L’hypothèse d’une grande révolution intellectuelle semble avancer à grands pas. Il se pourrait que cette pandémie entraîne par voie de conséquence l’occasion, tant attendue, d’un grand réveil des véritables facultés supérieures des êtres humains. Nous disons bien “véritables” en ce sens où, depuis des lustres, on tient pour supérieures les seules facultés intellectuelles utilitaires que l’on mesure avec le QI, en oubliant complètement une toute autre dimension qui confère à l’être humain sa véritable valeur. De nombreux philosophes se sont exprimés sur ce sujet essentiel relégué aux oubliettes par un monde devenu à ce point matérialiste, qu’il ne sait même plus distinguer les véritables sources du bonheur.
Disons deux mots à propos de l’intellect : Pour Aristote, par exemple, “… l’être humain semble posséder en soi plus que la forme de son corps ; il y a dans l’âme humaine un principe d’opérations indépendant du corps dans son exercice et par conséquent supérieur à ce que serait une simple forme substantielle, c’est l’intellect. — (Gilson, Espr. philos. médiév., 1931)” ou encore cette pensée : “ L’intellect passif contient en puissance les formes universelles, telles qu’elles existent en acte dans la pensée divine.” Aristote se distingue de la pensée moderne par l’idée que l’intellect capable d’intuition est supérieur à la raison.
Un autre exemple avec Averroès :” L’intellect n’est pas encore la pensée ni l’activité de penser, mais la fonction qui produit les formes intelligibles, les entités abstraites (dont theos – le divin) requises à l’exercice de la pensée : elle permet la saisie de l’intelligible, du pensable, comme la lumière permet la saisie du visible, du perçu.”
Tout ça pour exprimer une chose simple : il y a, bien sûr, en chacun de nous une faculté Intellectuelle supérieure à celle de l’animal.
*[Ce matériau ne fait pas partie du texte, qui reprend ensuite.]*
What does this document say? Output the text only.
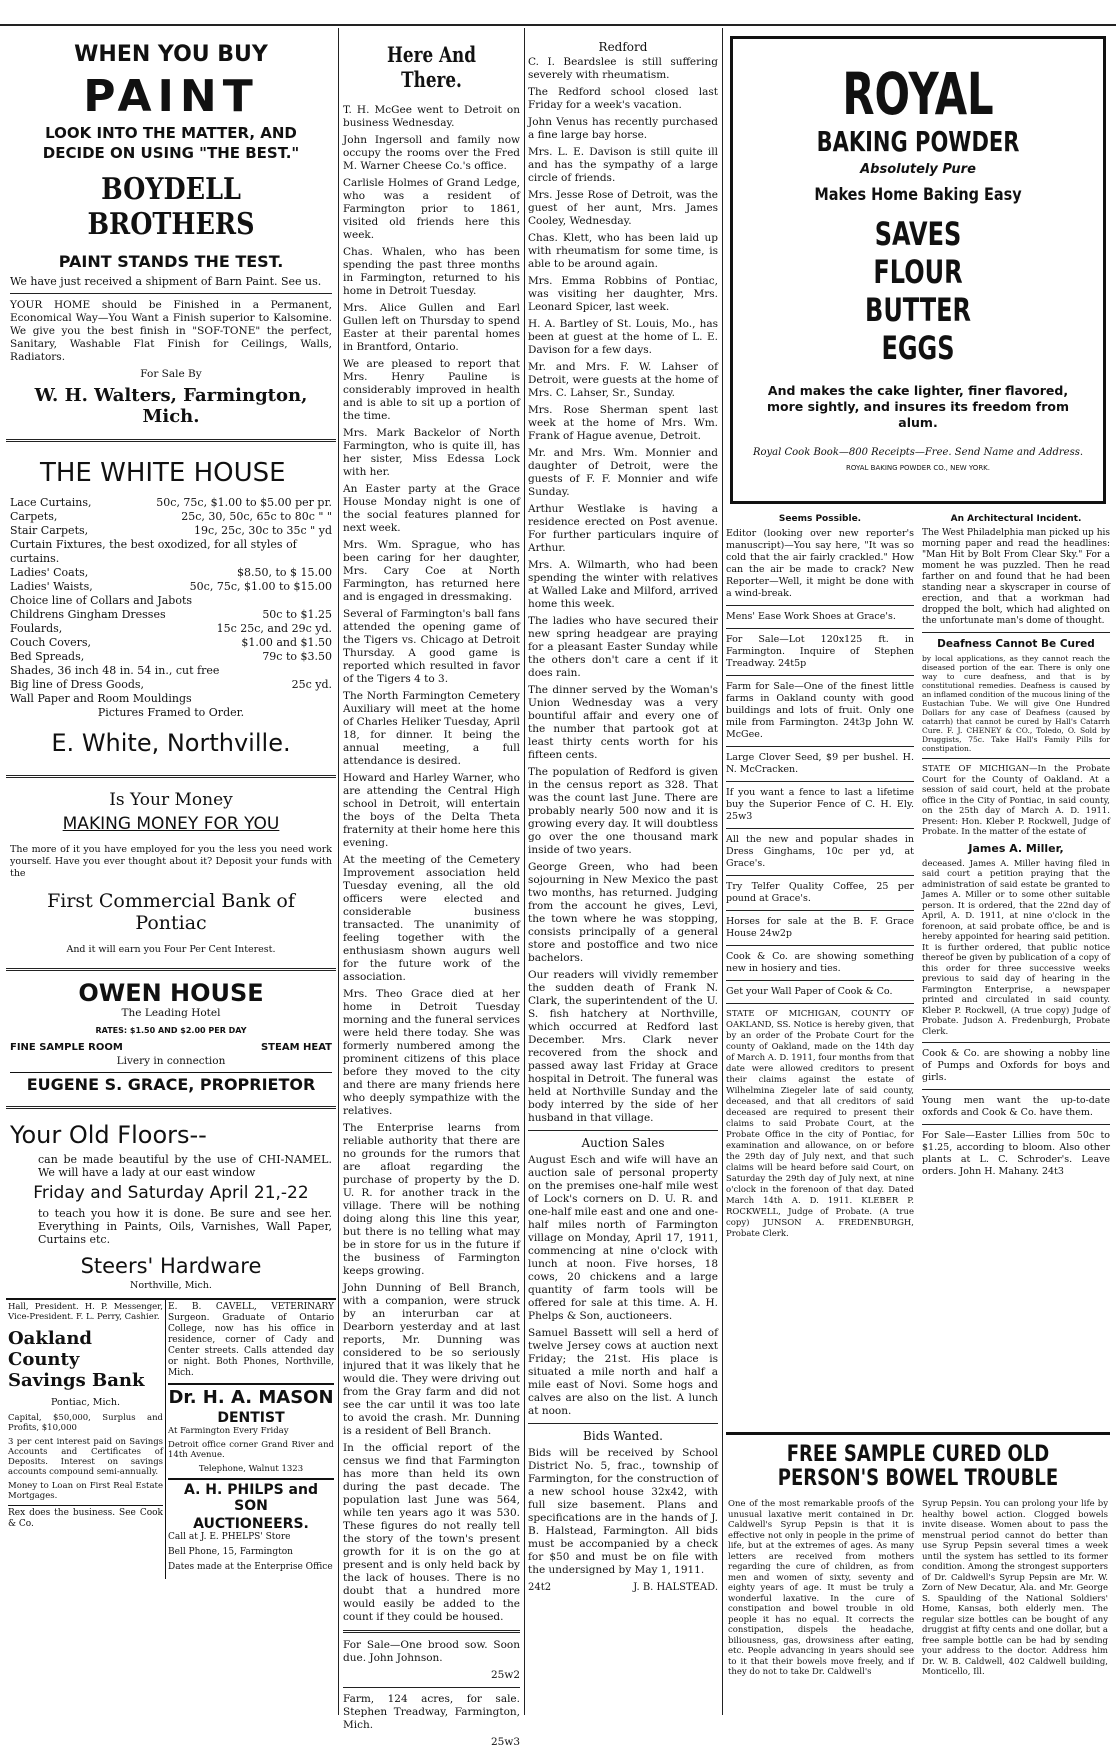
WHEN YOU BUY
PAINT
LOOK INTO THE MATTER, AND
DECIDE ON USING "THE BEST."
BOYDELL BROTHERS
PAINT STANDS THE TEST.

We have just received a shipment of Barn Paint. See us.

YOUR HOME should be Finished in a Permanent, Economical Way—You Want a Finish superior to Kalsomine. We give you the best finish in "SOF-TONE" the perfect, Sanitary, Washable Flat Finish for Ceilings, Walls, Radiators.

For Sale By

W. H. Walters, Farmington, Mich.
THE WHITE HOUSE
Lace Curtains,	50c, 75c, $1.00 to $5.00 per pr.
Carpets,	25c, 30, 50c, 65c to 80c " "
Stair Carpets,	19c, 25c, 30c to 35c " yd
Curtain Fixtures, the best oxodized, for all styles of curtains.
Ladies' Coats,	$8.50, to $ 15.00
Ladies' Waists,	50c, 75c, $1.00 to $15.00
Choice line of Collars and Jabots
Childrens Gingham Dresses	50c to $1.25
Foulards,	15c 25c, and 29c yd.
Couch Covers,	$1.00 and $1.50
Bed Spreads,	79c to $3.50
Shades, 36 inch 48 in. 54 in., cut free
Big line of Dress Goods,	25c yd.
Wall Paper and Room Mouldings

Pictures Framed to Order.

E. White, Northville.
Is Your Money
MAKING MONEY FOR YOU

The more of it you have employed for you the less you need work yourself. Have you ever thought about it? Deposit your funds with the

First Commercial Bank of Pontiac

And it will earn you Four Per Cent Interest.

OWEN HOUSE

The Leading Hotel

RATES: $1.50 AND $2.00 PER DAY

FINE SAMPLE ROOM	STEAM HEAT

Livery in connection

EUGENE S. GRACE, PROPRIETOR
Your Old Floors--

can be made beautiful by the use of CHI-NAMEL. We will have a lady at our east window

Friday and Saturday April 21,-22

to teach you how it is done. Be sure and see her. Everything in Paints, Oils, Varnishes, Wall Paper, Curtains etc.

Steers' Hardware

Northville, Mich.

Hall, President. H. P. Messenger, Vice-President. F. L. Perry, Cashier.

Oakland County Savings Bank

Pontiac, Mich.

Capital, $50,000, Surplus and Profits, $10,000

3 per cent interest paid on Savings Accounts and Certificates of Deposits. Interest on savings accounts compound semi-annually.

Money to Loan on First Real Estate Mortgages.

Rex does the business. See Cook & Co.

E. B. CAVELL, VETERINARY Surgeon. Graduate of Ontario College, now has his office in residence, corner of Cady and Center streets. Calls attended day or night. Both Phones, Northville, Mich.

Dr. H. A. MASON
DENTIST

At Farmington Every Friday

Detroit office corner Grand River and 14th Avenue.

Telephone, Walnut 1323

A. H. PHILPS and SON
AUCTIONEERS.

Call at J. E. PHELPS' Store

Bell Phone, 15, Farmington

Dates made at the Enterprise Office

Here And There.

T. H. McGee went to Detroit on business Wednesday.

John Ingersoll and family now occupy the rooms over the Fred M. Warner Cheese Co.'s office.

Carlisle Holmes of Grand Ledge, who was a resident of Farmington prior to 1861, visited old friends here this week.

Chas. Whalen, who has been spending the past three months in Farmington, returned to his home in Detroit Tuesday.

Mrs. Alice Gullen and Earl Gullen left on Thursday to spend Easter at their parental homes in Brantford, Ontario.

We are pleased to report that Mrs. Henry Pauline is considerably improved in health and is able to sit up a portion of the time.

Mrs. Mark Backelor of North Farmington, who is quite ill, has her sister, Miss Edessa Lock with her.

An Easter party at the Grace House Monday night is one of the social features planned for next week.

Mrs. Wm. Sprague, who has been caring for her daughter, Mrs. Cary Coe at North Farmington, has returned here and is engaged in dressmaking.

Several of Farmington's ball fans attended the opening game of the Tigers vs. Chicago at Detroit Thursday. A good game is reported which resulted in favor of the Tigers 4 to 3.

The North Farmington Cemetery Auxiliary will meet at the home of Charles Heliker Tuesday, April 18, for dinner. It being the annual meeting, a full attendance is desired.

Howard and Harley Warner, who are attending the Central High school in Detroit, will entertain the boys of the Delta Theta fraternity at their home here this evening.

At the meeting of the Cemetery Improvement association held Tuesday evening, all the old officers were elected and considerable business transacted. The unanimity of feeling together with the enthusiasm shown augurs well for the future work of the association.

Mrs. Theo Grace died at her home in Detroit Tuesday morning and the funeral services were held there today. She was formerly numbered among the prominent citizens of this place before they moved to the city and there are many friends here who deeply sympathize with the relatives.

The Enterprise learns from reliable authority that there are no grounds for the rumors that are afloat regarding the purchase of property by the D. U. R. for another track in the village. There will be nothing doing along this line this year, but there is no telling what may be in store for us in the future if the business of Farmington keeps growing.

John Dunning of Bell Branch, with a companion, were struck by an interurban car at Dearborn yesterday and at last reports, Mr. Dunning was considered to be so seriously injured that it was likely that he would die. They were driving out from the Gray farm and did not see the car until it was too late to avoid the crash. Mr. Dunning is a resident of Bell Branch.

In the official report of the census we find that Farmington has more than held its own during the past decade. The population last June was 564, while ten years ago it was 530. These figures do not really tell the story of the town's present growth for it is on the go at present and is only held back by the lack of houses. There is no doubt that a hundred more would easily be added to the count if they could be housed.

For Sale—One brood sow. Soon due. John Johnson.

25w2

Farm, 124 acres, for sale. Stephen Treadway, Farmington, Mich.

25w3

Redford

C. I. Beardslee is still suffering severely with rheumatism.

The Redford school closed last Friday for a week's vacation.

John Venus has recently purchased a fine large bay horse.

Mrs. L. E. Davison is still quite ill and has the sympathy of a large circle of friends.

Mrs. Jesse Rose of Detroit, was the guest of her aunt, Mrs. James Cooley, Wednesday.

Chas. Klett, who has been laid up with rheumatism for some time, is able to be around again.

Mrs. Emma Robbins of Pontiac, was visiting her daughter, Mrs. Leonard Spicer, last week.

H. A. Bartley of St. Louis, Mo., has been at guest at the home of L. E. Davison for a few days.

Mr. and Mrs. F. W. Lahser of Detroit, were guests at the home of Mrs. C. Lahser, Sr., Sunday.

Mrs. Rose Sherman spent last week at the home of Mrs. Wm. Frank of Hague avenue, Detroit.

Mr. and Mrs. Wm. Monnier and daughter of Detroit, were the guests of F. F. Monnier and wife Sunday.

Arthur Westlake is having a residence erected on Post avenue. For further particulars inquire of Arthur.

Mrs. A. Wilmarth, who had been spending the winter with relatives at Walled Lake and Milford, arrived home this week.

The ladies who have secured their new spring headgear are praying for a pleasant Easter Sunday while the others don't care a cent if it does rain.

The dinner served by the Woman's Union Wednesday was a very bountiful affair and every one of the number that partook got at least thirty cents worth for his fifteen cents.

The population of Redford is given in the census report as 328. That was the count last June. There are probably nearly 500 now and it is growing every day. It will doubtless go over the one thousand mark inside of two years.

George Green, who had been sojourning in New Mexico the past two months, has returned. Judging from the account he gives, Levi, the town where he was stopping, consists principally of a general store and postoffice and two nice bachelors.

Our readers will vividly remember the sudden death of Frank N. Clark, the superintendent of the U. S. fish hatchery at Northville, which occurred at Redford last December. Mrs. Clark never recovered from the shock and passed away last Friday at Grace hospital in Detroit. The funeral was held at Northville Sunday and the body interred by the side of her husband in that village.

Auction Sales

August Esch and wife will have an auction sale of personal property on the premises one-half mile west of Lock's corners on D. U. R. and one-half mile east and one and one-half miles north of Farmington village on Monday, April 17, 1911, commencing at nine o'clock with lunch at noon. Five horses, 18 cows, 20 chickens and a large quantity of farm tools will be offered for sale at this time. A. H. Phelps & Son, auctioneers.

Samuel Bassett will sell a herd of twelve Jersey cows at auction next Friday; the 21st. His place is situated a mile north and half a mile east of Novi. Some hogs and calves are also on the list. A lunch at noon.

Bids Wanted.

Bids will be received by School District No. 5, frac., township of Farmington, for the construction of a new school house 32x42, with full size basement. Plans and specifications are in the hands of J. B. Halstead, Farmington. All bids must be accompanied by a check for $50 and must be on file with the undersigned by May 1, 1911.

24t2	J. B. HALSTEAD.
ROYAL
BAKING POWDER
Absolutely Pure
Makes Home Baking Easy
SAVES
FLOUR
BUTTER
EGGS
And makes the cake lighter, finer flavored, more sightly, and insures its freedom from alum.
Royal Cook Book—800 Receipts—Free. Send Name and Address.
ROYAL BAKING POWDER CO., NEW YORK.
Seems Possible.

Editor (looking over new reporter's manuscript)—You say here, "It was so cold that the air fairly crackled." How can the air be made to crack? New Reporter—Well, it might be done with a wind-break.

Mens' Ease Work Shoes at Grace's.

For Sale—Lot 120x125 ft. in Farmington. Inquire of Stephen Treadway. 24t5p

Farm for Sale—One of the finest little farms in Oakland county with good buildings and lots of fruit. Only one mile from Farmington. 24t3p John W. McGee.

Large Clover Seed, $9 per bushel. H. N. McCracken.

If you want a fence to last a lifetime buy the Superior Fence of C. H. Ely. 25w3

All the new and popular shades in Dress Ginghams, 10c per yd, at Grace's.

Try Telfer Quality Coffee, 25 per pound at Grace's.

Horses for sale at the B. F. Grace House 24w2p

Cook & Co. are showing something new in hosiery and ties.

Get your Wall Paper of Cook & Co.

STATE OF MICHIGAN, COUNTY OF OAKLAND, SS. Notice is hereby given, that by an order of the Probate Court for the county of Oakland, made on the 14th day of March A. D. 1911, four months from that date were allowed creditors to present their claims against the estate of Wilhelmina Ziegeler late of said county, deceased, and that all creditors of said deceased are required to present their claims to said Probate Court, at the Probate Office in the city of Pontiac, for examination and allowance, on or before the 29th day of July next, and that such claims will be heard before said Court, on Saturday the 29th day of July next, at nine o'clock in the forenoon of that day. Dated March 14th A. D. 1911. KLEBER P. ROCKWELL, Judge of Probate. (A true copy) JUNSON A. FREDENBURGH, Probate Clerk.

An Architectural Incident.

The West Philadelphia man picked up his morning paper and read the headlines: "Man Hit by Bolt From Clear Sky." For a moment he was puzzled. Then he read farther on and found that he had been standing near a skyscraper in course of erection, and that a workman had dropped the bolt, which had alighted on the unfortunate man's dome of thought.

Deafness Cannot Be Cured

by local applications, as they cannot reach the diseased portion of the ear. There is only one way to cure deafness, and that is by constitutional remedies. Deafness is caused by an inflamed condition of the mucous lining of the Eustachian Tube. We will give One Hundred Dollars for any case of Deafness (caused by catarrh) that cannot be cured by Hall's Catarrh Cure. F. J. CHENEY & CO., Toledo, O. Sold by Druggists, 75c. Take Hall's Family Pills for constipation.

STATE OF MICHIGAN—In the Probate Court for the County of Oakland. At a session of said court, held at the probate office in the City of Pontiac, in said county, on the 25th day of March A. D. 1911. Present: Hon. Kleber P. Rockwell, Judge of Probate. In the matter of the estate of

James A. Miller,

deceased. James A. Miller having filed in said court a petition praying that the administration of said estate be granted to James A. Miller or to some other suitable person. It is ordered, that the 22nd day of April, A. D. 1911, at nine o'clock in the forenoon, at said probate office, be and is hereby appointed for hearing said petition. It is further ordered, that public notice thereof be given by publication of a copy of this order for three successive weeks previous to said day of hearing in the Farmington Enterprise, a newspaper printed and circulated in said county. Kleber P. Rockwell, (A true copy) Judge of Probate. Judson A. Fredenburgh, Probate Clerk.

Cook & Co. are showing a nobby line of Pumps and Oxfords for boys and girls.

Young men want the up-to-date oxfords and Cook & Co. have them.

For Sale—Easter Lillies from 50c to $1.25, according to bloom. Also other plants at L. C. Schroder's. Leave orders. John H. Mahany. 24t3

FREE SAMPLE CURED OLD PERSON'S BOWEL TROUBLE

One of the most remarkable proofs of the unusual laxative merit contained in Dr. Caldwell's Syrup Pepsin is that it is effective not only in people in the prime of life, but at the extremes of ages. As many letters are received from mothers regarding the cure of children, as from men and women of sixty, seventy and eighty years of age. It must be truly a wonderful laxative. In the cure of constipation and bowel trouble in old people it has no equal. It corrects the constipation, dispels the headache, biliousness, gas, drowsiness after eating, etc. People advancing in years should see to it that their bowels move freely, and if they do not to take Dr. Caldwell's

Syrup Pepsin. You can prolong your life by healthy bowel action. Clogged bowels invite disease. Women about to pass the menstrual period cannot do better than use Syrup Pepsin several times a week until the system has settled to its former condition. Among the strongest supporters of Dr. Caldwell's Syrup Pepsin are Mr. W. Zorn of New Decatur, Ala. and Mr. George S. Spaulding of the National Soldiers' Home, Kansas, both elderly men. The regular size bottles can be bought of any druggist at fifty cents and one dollar, but a free sample bottle can be had by sending your address to the doctor. Address him Dr. W. B. Caldwell, 402 Caldwell building, Monticello, Ill.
Elle peut être utilisée pour tout ce qui procède de la raison, certes ; c’est d’ailleurs la seule application que lui reconnaît le monde moderne. Or au-delà de cette fonction purement utilitaire et matérielle, l’intellect humain est potentiellement qualifié pour communiquer directement avec “l’intellect divin” ou, en d’autres termes, à se mettre en résonance avec “l’ordre naturel” et par suite, à Connaître l’esprit des choses simples. J’emploie ici le mot “esprit” dans le sens de ce qui se cache derrière les apparences, l’essence ou la cause invisible et immatérielle de toutes choses.
Cet “esprit des choses simples”, quand il se manifeste dans l’homme, et qu’il s’accompagne le plus souvent de joie, d’amour ou de beauté n’a évidemment pas totalement disparu. Il ne faut pas exagérer, l’humanité n’est quand même pas entièrement retournée dans la jungle (même si parfois ça y ressemble). Cependant les sociétés modernes répandues sur la planète sont manifestement égarées dans bien d’autres préoccupations. Au niveau individuel, la plupart des gens ne sont pas entièrement dupes, il savent par expérience quelles sont les valeurs qui rendent véritablement heureux. Mais cela reste enfoui dans l’inconscient, masqué par une course-poursuite derrière les satisfactions artificielles d’une société devenue, à bien des égards, infantile, ignorante et irresponsable.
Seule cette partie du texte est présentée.